Nella mia lunga vita ho rubato ai miei amici pescatori la loro conoscenza del mare, ai contadini la loro saggezza; la mia insaziabile curiosità mi ha portato a conoscere tutti gli angoli e i personaggi di queste isole; la sete di cultura mi ha fatto leggere un’enorme quantità di libri; grazie alle mie relazioni, alla mia tenacia e alla mia passione ho raccolto tantissimi libri che parlano di queste isole.
È vero, l’uomo è diventato tale scheggiando una pietra, ma è diventato eterno con la scrittura. Ho pensato: “Queste mie conoscenze le voglio donare ai posteri”, e ho cominciato a scrivere nel silenzio di Palmarola, ispirato dall’umore del vento e del mare.
Chissà, un giorno i miei nipoti, che io adoro, leggendo i miei libri mi rifaranno rivivere, e tanti altri ponzesi che verranno dopo, sfogliando questi libri, scritti con il cuore, potranno rivedere l’isola che c’era e ricordare con simpatia l’autore che li ha scritti.
D – Se tu potessi rinascere e vivere in questa epoca in mezzo a noi, pensi che potresti riuscire a determinare la tua esistenza in modo così completo e vitale? Puoi darci dei consigli per continuare ad amare la nostra isola in questo contesto?
R – Francesco, il dio denaro ha contaminato questa comunità, ma ogni persona deve fare i conti con se stesso, deve fare il proprio dovere per migliorare se stesso e contribuire a migliorare gli altri. L’egoismo, l’avidità alla lunga non danno soddisfazioni; alla fine, quando arriverai alla mia età, ma anche prima, a cinquant’anni, e farai il consuntivo della tua vita, dovrai mettere sulla bilancia le cose positive e quelle negative. Non sono i soldi, le case, le automobili a nobilitare l’uomo, ma la generosità, l’altruismo, l’audacia: queste virtù ti fanno agire, potrai anche sbagliare ma sarai sempre perdonato dalla tua coscienza, perché hai agito in buona fede.

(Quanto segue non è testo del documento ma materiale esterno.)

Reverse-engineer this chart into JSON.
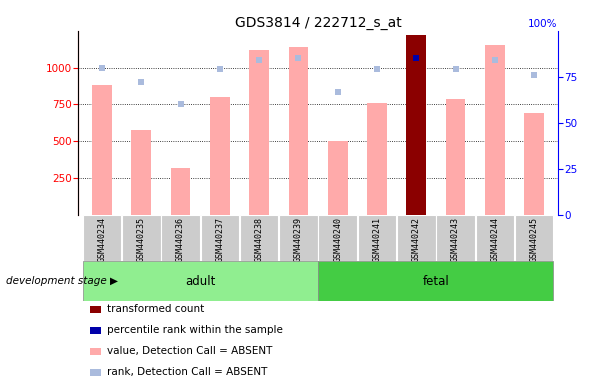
{
  "title": "GDS3814 / 222712_s_at",
  "samples": [
    "GSM440234",
    "GSM440235",
    "GSM440236",
    "GSM440237",
    "GSM440238",
    "GSM440239",
    "GSM440240",
    "GSM440241",
    "GSM440242",
    "GSM440243",
    "GSM440244",
    "GSM440245"
  ],
  "absent_values": [
    880,
    580,
    320,
    800,
    1120,
    1140,
    505,
    760,
    null,
    790,
    1155,
    690
  ],
  "absent_ranks_pct": [
    80,
    72,
    60,
    79,
    84,
    85,
    67,
    79,
    null,
    79,
    84,
    76
  ],
  "present_value": [
    null,
    null,
    null,
    null,
    null,
    null,
    null,
    null,
    1220,
    null,
    null,
    null
  ],
  "present_rank_pct": [
    null,
    null,
    null,
    null,
    null,
    null,
    null,
    null,
    85,
    null,
    null,
    null
  ],
  "ylim_left": [
    0,
    1250
  ],
  "ylim_right": [
    0,
    100
  ],
  "yticks_left": [
    250,
    500,
    750,
    1000
  ],
  "yticks_right": [
    0,
    25,
    50,
    75,
    100
  ],
  "absent_bar_color": "#FFAAAA",
  "absent_rank_color": "#AABBDD",
  "present_bar_color": "#8B0000",
  "present_rank_color": "#0000AA",
  "adult_bg_color": "#90EE90",
  "fetal_bg_color": "#44CC44",
  "sample_bg_color": "#CCCCCC",
  "grid_color": "#000000",
  "title_fontsize": 10,
  "tick_fontsize": 7.5,
  "legend_fontsize": 7.5
}
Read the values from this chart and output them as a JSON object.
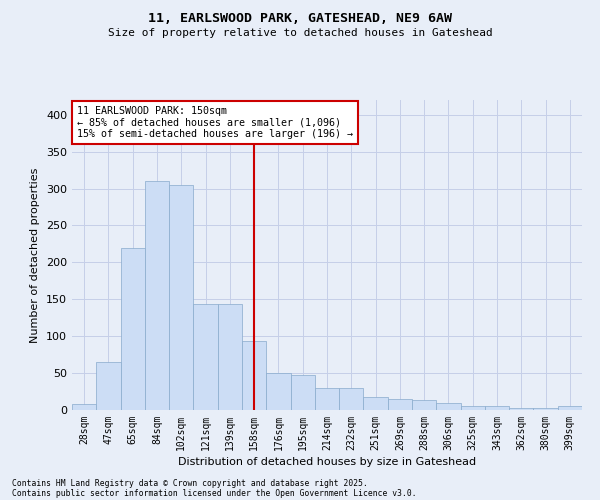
{
  "title1": "11, EARLSWOOD PARK, GATESHEAD, NE9 6AW",
  "title2": "Size of property relative to detached houses in Gateshead",
  "xlabel": "Distribution of detached houses by size in Gateshead",
  "ylabel": "Number of detached properties",
  "categories": [
    "28sqm",
    "47sqm",
    "65sqm",
    "84sqm",
    "102sqm",
    "121sqm",
    "139sqm",
    "158sqm",
    "176sqm",
    "195sqm",
    "214sqm",
    "232sqm",
    "251sqm",
    "269sqm",
    "288sqm",
    "306sqm",
    "325sqm",
    "343sqm",
    "362sqm",
    "380sqm",
    "399sqm"
  ],
  "values": [
    8,
    65,
    220,
    310,
    305,
    143,
    143,
    93,
    50,
    48,
    30,
    30,
    18,
    15,
    13,
    10,
    5,
    5,
    3,
    3,
    5
  ],
  "bar_color": "#ccddf5",
  "bar_edge_color": "#88aacc",
  "grid_color": "#c5cfe8",
  "bg_color": "#e8eef8",
  "vline_color": "#cc0000",
  "annotation_text": "11 EARLSWOOD PARK: 150sqm\n← 85% of detached houses are smaller (1,096)\n15% of semi-detached houses are larger (196) →",
  "annotation_box_color": "#ffffff",
  "annotation_border_color": "#cc0000",
  "footer1": "Contains HM Land Registry data © Crown copyright and database right 2025.",
  "footer2": "Contains public sector information licensed under the Open Government Licence v3.0.",
  "ylim": [
    0,
    420
  ],
  "yticks": [
    0,
    50,
    100,
    150,
    200,
    250,
    300,
    350,
    400
  ],
  "vline_pos": 7.0
}
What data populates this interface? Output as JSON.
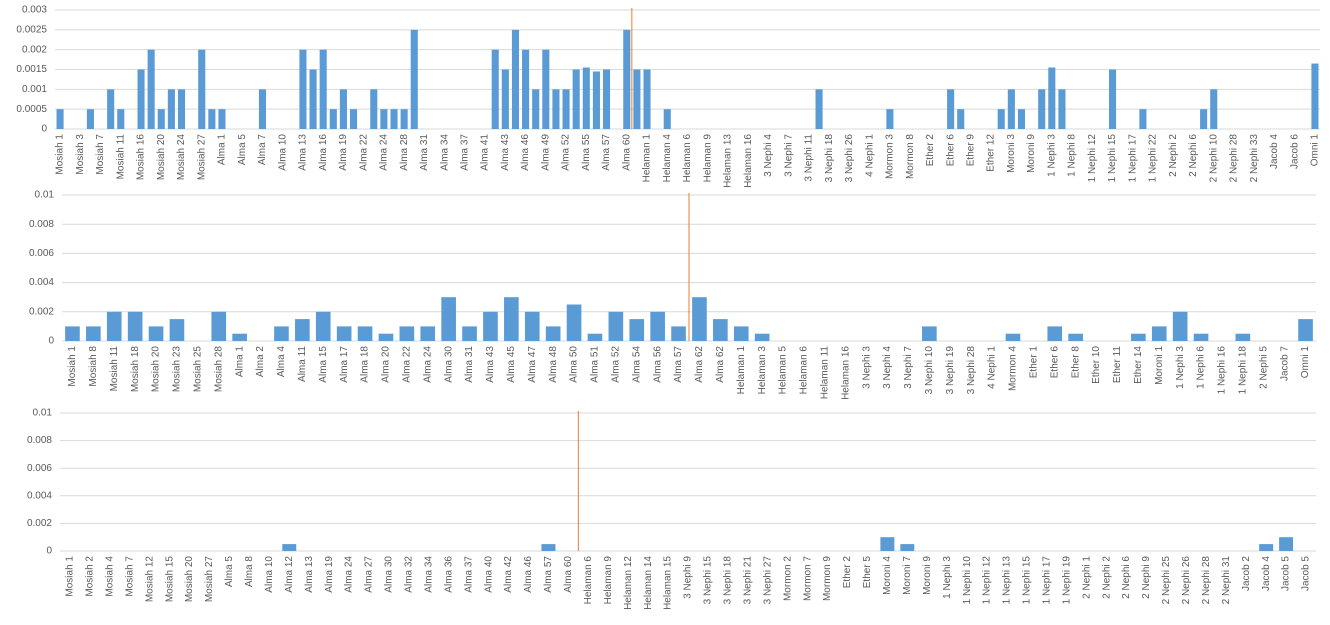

D – Ernesto, nel ringraziarti per avermi dedicato il tuo prezioso tempo, vorrei chiederti se hai paura della morte e se credi in Dio.
R- Sono io che ringrazio te per aver avuto voglia di conoscermi facendomi domande profondamente pensate. Tutti hanno paura di morire, ed io come tutti cerco di non pensarci, infatti scrivo tanto, quando non scrivo leggo, cerco di tenere in esercizio e sotto pressione il cervello perché non mi abbandoni.
Dio è stato molto generoso con me, mi ha dato una vita lunga e fantastica e non farmi dire altro. Ciao e auguri per il tuo futuro e non deludere mai te stesso.
***
Così si conclude la mia intervista ad un uomo che si chiama Ernesto: basta solo il nome, perché tutti lo hanno conosciuto, tutti lo hanno apprezzato, tutti lo ricorderanno leggendo i suoi libri.
Mio padre aveva ragione: Ernesto è stato unico, perché è riuscito ad essere felice vivendo una vita su questi scogli.